Justice Thomas’s Pay

Congress has been diminishing judges’ pay for decades. Why is Justice Thomas the only sage who’s pressing the point?

AP Photo/J. Scott Applewhite, File)
Justice Clarence Thomas at the Supreme Court, October 7, 2022. AP Photo/J. Scott Applewhite, File)

The campaign to drive Justice Clarence Thomas off the Supreme Court moves into new territory with the reports that he has complained about his pay. These pieces, in the Times and ProPublica, have been delivered with a slight tone of scandal. They report that a generation ago, Justice Thomas complained to a member of Congress about the diminishment of justices’s pay and warned that some might quit the court over it.
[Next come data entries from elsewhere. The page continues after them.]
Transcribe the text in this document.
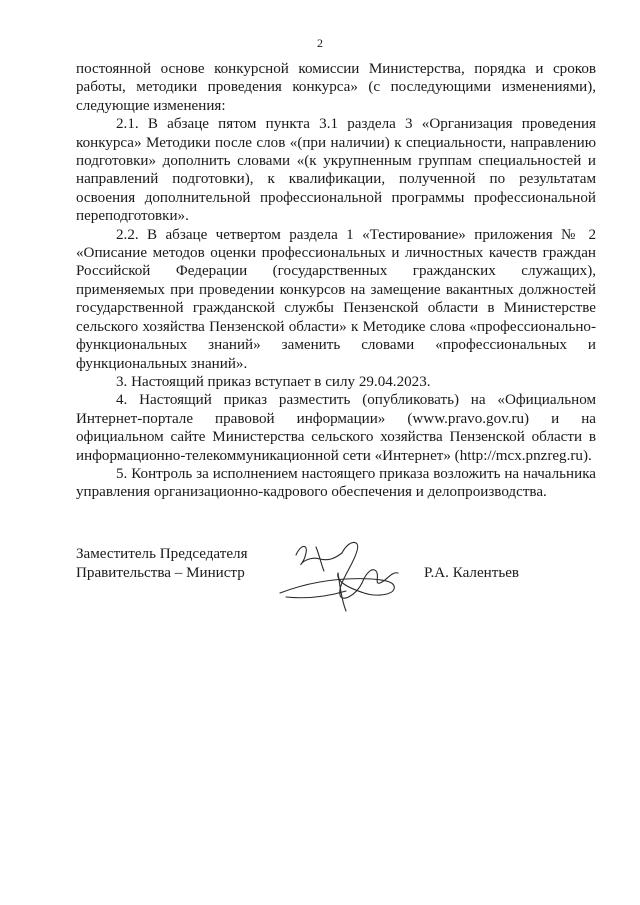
2

постоянной основе конкурсной комиссии Министерства, порядка и сроков работы, методики проведения конкурса» (с последующими изменениями), следующие изменения:

2.1. В абзаце пятом пункта 3.1 раздела 3 «Организация проведения конкурса» Методики после слов «(при наличии) к специальности, направлению подготовки» дополнить словами «(к укрупненным группам специальностей и направлений подготовки), к квалификации, полученной по результатам освоения дополнительной профессиональной программы профессиональной переподготовки».

2.2. В абзаце четвертом раздела 1 «Тестирование» приложения № 2 «Описание методов оценки профессиональных и личностных качеств граждан Российской Федерации (государственных гражданских служащих), применяемых при проведении конкурсов на замещение вакантных должностей государственной гражданской службы Пензенской области в Министерстве сельского хозяйства Пензенской области» к Методике слова «профессионально-функциональных знаний» заменить словами «профессиональных и функциональных знаний».

3. Настоящий приказ вступает в силу 29.04.2023.

4. Настоящий приказ разместить (опубликовать) на «Официальном Интернет-портале правовой информации» (www.pravo.gov.ru) и на официальном сайте Министерства сельского хозяйства Пензенской области в информационно-телекоммуникационной сети «Интернет» (http://mcx.pnzreg.ru).

5. Контроль за исполнением настоящего приказа возложить на начальника управления организационно-кадрового обеспечения и делопроизводства.

Заместитель Председателя
Правительства – Министр	Р.А. Калентьев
Both the Times and ProPublica mention the recent hubbub over the gifts Justice Thomas has received from wealthy friends. They fail to mention, though, how the Revolutionary Founders of America would have viewed all this. They would have been shocked down to the ground. For judges’ pay was one of the enumerated reasons that America broke with England in the first place and struck for independence.

The enumeration of judges’ pay as a revolutionary issue is in the Declaration of Independence itself. It complains that George III “has made Judges dependent on his Will alone, for the tenure of their offices, and the amount and payment of their salaries.” This is why the Constitution requires that judges get to serve for life and must be paid for their services “a Compensation which shall not be diminished during their Continuance in Office.”

To be clear: It is unconstitutional in America to diminish a judge’s pay. Why the stories on Justice Thomas in the Times and ProPublica fail to mention that is beyond us. Is Justice Thomas the only one around here who’s read the blasted Constitution? It’s not just that it’s unconstitutional to lower a judge’s pay. It’s that for years Congress, to which the Constitution grants the monetary powers, has been doing just that.

The Times does capture a glimmer of this: “In 2000,” it reports, “Justice Thomas’s salary, that of an associate justice on the court, was $173,600 a year — more than $300,000 today. (Justice Thomas and the other associate justices are paid $285,400 a year now.)” The parentheses are the Times’. This means that just since 2000, Justice Thomas’ pay has been diminished by nearly $15,000. Over the years, it adds up.

That understates the predicament that Justice Thomas and other judges face. Justice Thomas started on the court a lot earlier than the year 2000. He became a justice on October 23, 1991. His salary then was $153,600, which at the time was valued at some 423 ounces of gold, the basis of monetary value. Since then the gold value of Justice Thomas’s salary has been diminished to the current equivalent of only about 135 ounces.

That’s a staggering drop. It puts Justice Thomas’ complaint in sharp relief. It means that during Justice Thomas’ tenure on the high bench the value of his compensation has been diminished by something like 68 percent. In other words, what Justice Thomas comprehends is that the salary he has been allotted by Congress — the George III in this drama — is unconstitutional and is also in violation of the Declaration of Independence.

It might be — it apparently is — that the Times and ProPublica are scandalized that Justice Thomas has from time to time rattled the cage over the diminishment of his pay and that of the other justices. By our lights the scandal is that so few others have been pressing the case for constitutional compensation for our judges. It’s not surprising that Justice Thomas is out front on this head. He’s an exceptionally courageous character.

We understand that the legal establishment will snicker at our view of this as eccentric. We’re sticking with it. Those who believe in a strong, confident, independent judiciary ought to be celebrating Justice Thomas démarche on diminishment. There’s no doubt in our mind that George Washington, Alexander Hamilton, Thomas Jefferson, and James Madison would comprehend the importance of Justice Thomas’ complaint.